Выпив подряд несколько стаканов воды и вытерев обильно выступивший на лице пот, парень осторожно опустился на стул. Оказалось, что он сибирский колхозник, приехал в Ленинград по просьбе областного управления сельского хозяйства, чтобы рассказать об опыте освоения целинных земель.

— Комсомолец? — спросил я.

— Нет, — парень виновато улыбнулся, — не комсомолец, да только там, в зале, и другие возмущались. А вот вас хвалит народ, вы не обижайтесь, я сгоряча это так... шуганул.

Побеседовав немножко, мы распрощались. Толстяк ушел танцевать.

— Ну что, может, поговорим, — обернулся я к Чеснокову, — «пофилософствуем»?

Трудно пересказать тот наш разговор с Валерием.

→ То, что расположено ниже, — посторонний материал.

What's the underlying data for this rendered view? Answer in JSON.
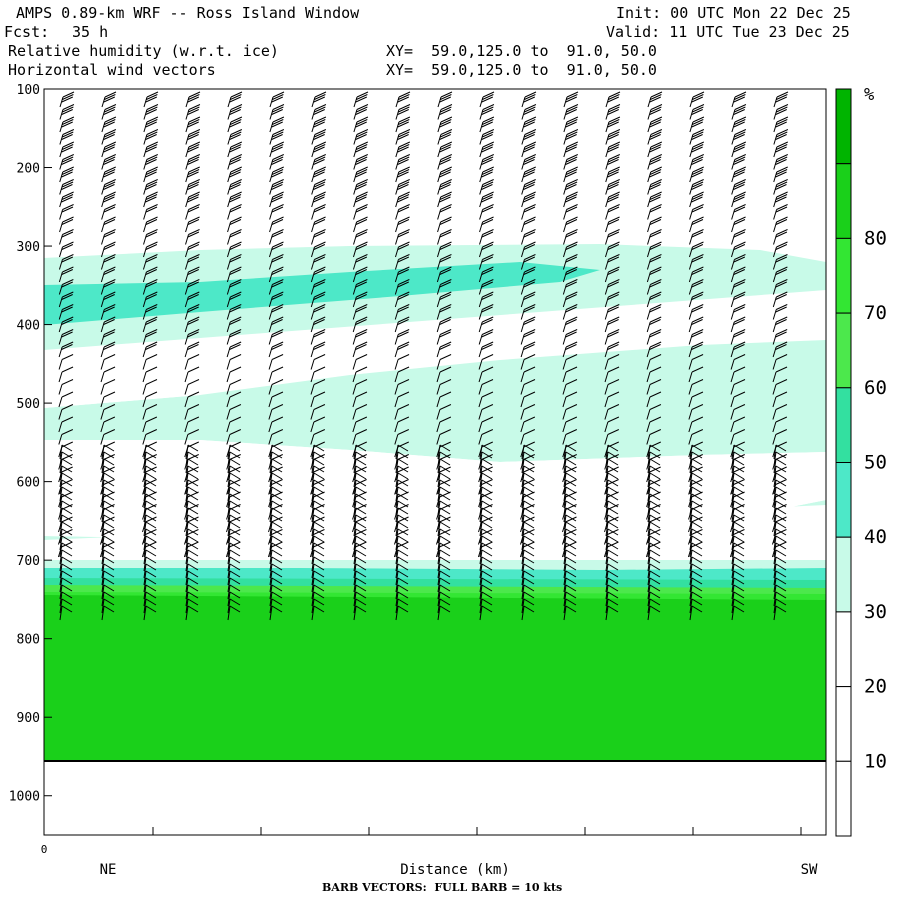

Это была отнюдь не беседа. Забыв от ярости, что они в штабе, и уже не сдерживаясь, ребята просто кричали на него, грозили отдать под суд за хулиганство, излупить его и выгнать навсегда из города. Кричали, что они этого добьются, а под конец Нина даже расплакалась.

— Это зараза, подлая зараза! — сквозь слезы говорила она. — Их надо уничтожать, как вредных бактерий, дезинфекцией. А рассадники таких микробов у Табульшей... — Нина кивнула в сторону Болтова.

Болтов, только что вместе со всеми яростно возмущавшийся Чесноковым, вспыхнул, стукнул кулаком по столу. Голос его сорвался.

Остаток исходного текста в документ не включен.